Beside him, Bucky leaned forward and laughed, lightly, warmly, as he threw an arm around Steve's shoulders and pulled him into his side. "Steve loves to fight for the little guy, metaphorically speaking of course."
"Underdog might be a better word," Natasha added.
Bucky sighed, "Well fine, underdog then. I for one am glad that at least he won't be getting in any more fights because the police won't show up if two people being beat in the alley are queer. Same with a man harassing a woman, because you can report that now and not have the woman be looked at sideways and being asked what she was doing out so late. He's positively speechless with how thrilled he is, aren't you, Stevie?"
Blinking, Steve turned his head, gaping slightly to look at Bucky with wide eyes, "Buck."
Shaking his head and offering Steve a soft smile, Bucky leaned over to whisper in his ear, "What would you do if I asked you to marry me, now that I can?"
Steve slapped him in the chest automatically, and Bucky drew back slightly to meet his gaze. Steve shook his head, "You jerk, I said yes about a dozen times since 1939."

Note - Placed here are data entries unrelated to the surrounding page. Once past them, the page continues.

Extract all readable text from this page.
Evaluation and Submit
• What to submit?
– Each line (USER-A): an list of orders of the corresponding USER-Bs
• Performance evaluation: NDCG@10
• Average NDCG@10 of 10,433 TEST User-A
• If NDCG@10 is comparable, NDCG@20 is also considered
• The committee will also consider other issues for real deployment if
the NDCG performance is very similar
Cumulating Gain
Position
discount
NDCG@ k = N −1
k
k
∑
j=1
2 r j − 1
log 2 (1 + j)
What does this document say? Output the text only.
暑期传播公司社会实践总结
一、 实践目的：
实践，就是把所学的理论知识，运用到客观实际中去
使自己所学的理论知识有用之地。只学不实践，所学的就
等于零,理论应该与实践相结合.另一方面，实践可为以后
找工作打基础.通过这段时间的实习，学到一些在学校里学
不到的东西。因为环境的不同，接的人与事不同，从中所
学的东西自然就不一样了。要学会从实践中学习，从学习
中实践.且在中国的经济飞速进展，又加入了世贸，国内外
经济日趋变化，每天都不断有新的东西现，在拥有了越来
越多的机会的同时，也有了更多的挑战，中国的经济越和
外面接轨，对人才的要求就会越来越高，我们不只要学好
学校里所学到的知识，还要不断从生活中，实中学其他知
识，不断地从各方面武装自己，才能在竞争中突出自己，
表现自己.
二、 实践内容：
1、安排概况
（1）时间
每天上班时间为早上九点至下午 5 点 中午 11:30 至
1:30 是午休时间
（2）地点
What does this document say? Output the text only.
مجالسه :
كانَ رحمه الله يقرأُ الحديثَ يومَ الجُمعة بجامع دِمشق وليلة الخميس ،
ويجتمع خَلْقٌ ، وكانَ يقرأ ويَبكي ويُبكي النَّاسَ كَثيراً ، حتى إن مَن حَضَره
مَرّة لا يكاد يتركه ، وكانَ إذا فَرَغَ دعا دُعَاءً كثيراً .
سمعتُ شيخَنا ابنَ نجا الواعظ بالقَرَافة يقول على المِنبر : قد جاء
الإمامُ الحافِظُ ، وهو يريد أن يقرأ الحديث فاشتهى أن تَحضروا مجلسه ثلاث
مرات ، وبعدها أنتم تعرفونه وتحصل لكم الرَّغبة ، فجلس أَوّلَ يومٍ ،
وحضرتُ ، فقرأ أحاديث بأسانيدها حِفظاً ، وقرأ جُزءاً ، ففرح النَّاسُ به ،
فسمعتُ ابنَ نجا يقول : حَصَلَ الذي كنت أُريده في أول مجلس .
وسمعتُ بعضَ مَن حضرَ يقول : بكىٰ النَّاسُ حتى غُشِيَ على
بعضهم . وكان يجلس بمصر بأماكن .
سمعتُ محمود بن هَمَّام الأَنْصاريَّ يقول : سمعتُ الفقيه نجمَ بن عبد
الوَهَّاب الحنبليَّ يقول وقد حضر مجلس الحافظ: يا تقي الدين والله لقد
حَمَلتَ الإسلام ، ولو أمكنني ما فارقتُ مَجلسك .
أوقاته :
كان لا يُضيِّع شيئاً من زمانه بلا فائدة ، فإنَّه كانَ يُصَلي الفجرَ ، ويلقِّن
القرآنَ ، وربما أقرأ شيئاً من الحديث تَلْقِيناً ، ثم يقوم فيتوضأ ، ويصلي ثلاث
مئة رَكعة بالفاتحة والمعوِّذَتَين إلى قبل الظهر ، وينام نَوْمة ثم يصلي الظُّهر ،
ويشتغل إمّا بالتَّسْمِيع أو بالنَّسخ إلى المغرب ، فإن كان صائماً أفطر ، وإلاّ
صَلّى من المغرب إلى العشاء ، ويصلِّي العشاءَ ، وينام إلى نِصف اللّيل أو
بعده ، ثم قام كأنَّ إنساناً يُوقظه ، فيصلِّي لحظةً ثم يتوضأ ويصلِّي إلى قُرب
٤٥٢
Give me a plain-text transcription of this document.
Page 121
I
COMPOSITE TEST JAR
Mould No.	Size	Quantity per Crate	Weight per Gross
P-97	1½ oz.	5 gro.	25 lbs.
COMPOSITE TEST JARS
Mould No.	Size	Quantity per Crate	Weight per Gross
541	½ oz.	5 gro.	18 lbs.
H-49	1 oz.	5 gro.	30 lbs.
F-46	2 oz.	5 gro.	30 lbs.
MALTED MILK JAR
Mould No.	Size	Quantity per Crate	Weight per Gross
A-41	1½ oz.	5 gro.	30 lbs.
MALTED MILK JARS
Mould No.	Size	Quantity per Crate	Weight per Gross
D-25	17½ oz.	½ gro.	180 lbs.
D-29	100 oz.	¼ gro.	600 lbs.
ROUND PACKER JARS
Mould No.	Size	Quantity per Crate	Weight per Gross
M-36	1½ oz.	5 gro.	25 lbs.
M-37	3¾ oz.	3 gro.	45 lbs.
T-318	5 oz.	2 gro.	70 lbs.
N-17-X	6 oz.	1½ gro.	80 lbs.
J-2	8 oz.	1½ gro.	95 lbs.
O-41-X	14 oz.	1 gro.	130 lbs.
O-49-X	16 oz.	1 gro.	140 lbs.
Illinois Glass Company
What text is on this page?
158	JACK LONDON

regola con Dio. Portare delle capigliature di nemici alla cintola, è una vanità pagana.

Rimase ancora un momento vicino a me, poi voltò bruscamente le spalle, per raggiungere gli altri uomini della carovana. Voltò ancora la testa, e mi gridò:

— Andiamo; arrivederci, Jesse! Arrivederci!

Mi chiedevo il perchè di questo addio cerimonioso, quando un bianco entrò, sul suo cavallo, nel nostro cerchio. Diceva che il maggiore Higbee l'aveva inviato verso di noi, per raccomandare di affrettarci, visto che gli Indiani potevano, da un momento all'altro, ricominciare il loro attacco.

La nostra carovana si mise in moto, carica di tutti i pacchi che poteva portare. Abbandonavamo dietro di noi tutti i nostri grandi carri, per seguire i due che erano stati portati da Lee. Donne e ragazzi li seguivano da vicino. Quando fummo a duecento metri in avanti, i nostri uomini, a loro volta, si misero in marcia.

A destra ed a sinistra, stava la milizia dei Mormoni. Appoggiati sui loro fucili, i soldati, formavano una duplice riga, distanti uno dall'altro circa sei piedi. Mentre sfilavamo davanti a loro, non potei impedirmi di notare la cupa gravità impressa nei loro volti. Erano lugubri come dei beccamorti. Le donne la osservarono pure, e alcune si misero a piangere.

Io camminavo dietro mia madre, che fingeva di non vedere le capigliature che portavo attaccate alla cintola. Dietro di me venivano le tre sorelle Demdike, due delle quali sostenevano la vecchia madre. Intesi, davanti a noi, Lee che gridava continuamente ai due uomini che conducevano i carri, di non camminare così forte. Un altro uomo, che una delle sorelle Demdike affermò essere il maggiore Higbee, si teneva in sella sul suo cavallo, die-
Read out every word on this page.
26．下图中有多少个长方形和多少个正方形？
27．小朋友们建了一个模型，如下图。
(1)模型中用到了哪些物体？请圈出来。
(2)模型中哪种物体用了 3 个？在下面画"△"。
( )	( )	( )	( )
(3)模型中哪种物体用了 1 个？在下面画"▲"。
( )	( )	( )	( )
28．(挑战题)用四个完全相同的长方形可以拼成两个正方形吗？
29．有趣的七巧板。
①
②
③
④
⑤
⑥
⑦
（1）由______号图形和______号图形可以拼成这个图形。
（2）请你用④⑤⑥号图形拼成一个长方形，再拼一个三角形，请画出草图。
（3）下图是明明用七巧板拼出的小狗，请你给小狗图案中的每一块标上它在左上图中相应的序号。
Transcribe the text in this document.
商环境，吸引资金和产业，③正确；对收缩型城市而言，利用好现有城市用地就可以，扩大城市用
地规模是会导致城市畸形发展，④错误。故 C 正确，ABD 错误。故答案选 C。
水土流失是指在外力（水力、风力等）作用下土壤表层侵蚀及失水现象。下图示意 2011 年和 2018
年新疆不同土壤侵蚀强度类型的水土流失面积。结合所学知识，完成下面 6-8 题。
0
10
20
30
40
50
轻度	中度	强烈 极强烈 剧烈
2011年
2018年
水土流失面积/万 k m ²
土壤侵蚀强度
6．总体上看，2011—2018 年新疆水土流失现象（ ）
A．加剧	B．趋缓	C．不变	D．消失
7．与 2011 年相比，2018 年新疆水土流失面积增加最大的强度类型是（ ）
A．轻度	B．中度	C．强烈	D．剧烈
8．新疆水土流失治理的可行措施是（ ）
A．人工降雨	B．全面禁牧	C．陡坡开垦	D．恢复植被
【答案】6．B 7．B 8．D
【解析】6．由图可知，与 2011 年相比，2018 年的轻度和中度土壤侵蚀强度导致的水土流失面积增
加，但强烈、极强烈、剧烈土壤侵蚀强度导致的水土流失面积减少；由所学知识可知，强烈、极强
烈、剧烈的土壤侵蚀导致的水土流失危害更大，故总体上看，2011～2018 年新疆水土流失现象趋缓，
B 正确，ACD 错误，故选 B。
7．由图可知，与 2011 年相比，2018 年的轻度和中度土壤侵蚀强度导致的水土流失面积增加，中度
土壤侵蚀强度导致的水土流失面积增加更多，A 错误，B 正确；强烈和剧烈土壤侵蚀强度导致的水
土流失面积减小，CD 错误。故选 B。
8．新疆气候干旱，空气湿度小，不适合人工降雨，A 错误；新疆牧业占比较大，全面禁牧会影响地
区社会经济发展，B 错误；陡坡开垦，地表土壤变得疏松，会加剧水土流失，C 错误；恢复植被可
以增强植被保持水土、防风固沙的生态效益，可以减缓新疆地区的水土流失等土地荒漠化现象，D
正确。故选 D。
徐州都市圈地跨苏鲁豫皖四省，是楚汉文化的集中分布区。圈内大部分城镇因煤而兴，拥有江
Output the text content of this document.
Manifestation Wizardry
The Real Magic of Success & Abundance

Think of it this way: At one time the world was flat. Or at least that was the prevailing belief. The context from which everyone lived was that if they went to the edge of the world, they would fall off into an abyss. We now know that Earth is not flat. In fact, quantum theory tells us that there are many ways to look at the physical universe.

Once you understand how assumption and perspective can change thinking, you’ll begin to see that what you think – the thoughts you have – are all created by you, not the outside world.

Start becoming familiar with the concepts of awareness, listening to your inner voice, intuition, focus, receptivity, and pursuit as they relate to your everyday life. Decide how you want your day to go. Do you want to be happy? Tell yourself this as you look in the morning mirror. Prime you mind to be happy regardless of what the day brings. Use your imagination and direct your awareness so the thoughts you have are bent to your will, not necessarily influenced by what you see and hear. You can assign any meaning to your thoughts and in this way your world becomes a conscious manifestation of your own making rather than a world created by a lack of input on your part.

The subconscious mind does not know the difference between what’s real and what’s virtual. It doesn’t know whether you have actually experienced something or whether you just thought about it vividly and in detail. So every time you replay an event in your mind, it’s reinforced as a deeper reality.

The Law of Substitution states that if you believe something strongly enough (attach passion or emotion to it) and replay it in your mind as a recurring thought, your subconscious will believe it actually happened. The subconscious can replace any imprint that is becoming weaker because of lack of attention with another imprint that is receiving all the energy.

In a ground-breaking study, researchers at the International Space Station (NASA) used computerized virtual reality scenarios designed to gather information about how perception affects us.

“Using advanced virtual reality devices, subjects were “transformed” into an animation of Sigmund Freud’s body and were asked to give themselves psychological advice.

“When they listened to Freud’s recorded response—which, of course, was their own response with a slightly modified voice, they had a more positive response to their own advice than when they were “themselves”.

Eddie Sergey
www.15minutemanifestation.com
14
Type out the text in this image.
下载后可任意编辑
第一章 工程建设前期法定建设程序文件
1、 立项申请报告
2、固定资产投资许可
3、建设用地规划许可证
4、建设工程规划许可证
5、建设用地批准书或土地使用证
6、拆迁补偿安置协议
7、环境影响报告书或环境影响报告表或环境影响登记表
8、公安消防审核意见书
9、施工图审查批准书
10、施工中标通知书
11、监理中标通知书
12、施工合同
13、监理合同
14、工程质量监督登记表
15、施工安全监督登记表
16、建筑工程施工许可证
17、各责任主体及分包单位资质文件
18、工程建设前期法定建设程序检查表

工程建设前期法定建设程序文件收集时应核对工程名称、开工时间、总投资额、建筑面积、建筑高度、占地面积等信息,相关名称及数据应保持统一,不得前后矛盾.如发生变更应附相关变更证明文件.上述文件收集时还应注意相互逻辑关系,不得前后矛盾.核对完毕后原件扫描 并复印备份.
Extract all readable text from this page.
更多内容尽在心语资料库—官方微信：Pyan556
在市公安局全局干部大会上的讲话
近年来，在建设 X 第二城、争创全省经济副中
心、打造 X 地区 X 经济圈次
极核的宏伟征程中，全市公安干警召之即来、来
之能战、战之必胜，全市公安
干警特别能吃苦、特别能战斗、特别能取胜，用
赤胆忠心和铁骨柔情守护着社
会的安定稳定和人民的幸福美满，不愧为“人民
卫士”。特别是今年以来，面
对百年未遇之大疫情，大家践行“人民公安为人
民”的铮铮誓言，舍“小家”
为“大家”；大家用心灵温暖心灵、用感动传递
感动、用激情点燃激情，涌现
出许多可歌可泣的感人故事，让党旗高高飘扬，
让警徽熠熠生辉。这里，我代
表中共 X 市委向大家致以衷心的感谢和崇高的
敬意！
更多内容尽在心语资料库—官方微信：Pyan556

Bucky beamed, cupping Steve's face in his hand, and Steve smiled back, heart pounding so wildly that it drowned out the blinding flashbulbs of cameras and the shouts of the journalists and Eileen telling everyone that there'd be no more questions. There would be more questions, he knew, and comments from people who would never be content to let two people be content with their own happiness. But as Bucky's lips met his in front of dozens of people, his dog tag digging into the skin of Steve's chest, and his hair brushing the his cheeks, Steve felt ready to face it all.
Almost a century, and even when everything changed, some things never did.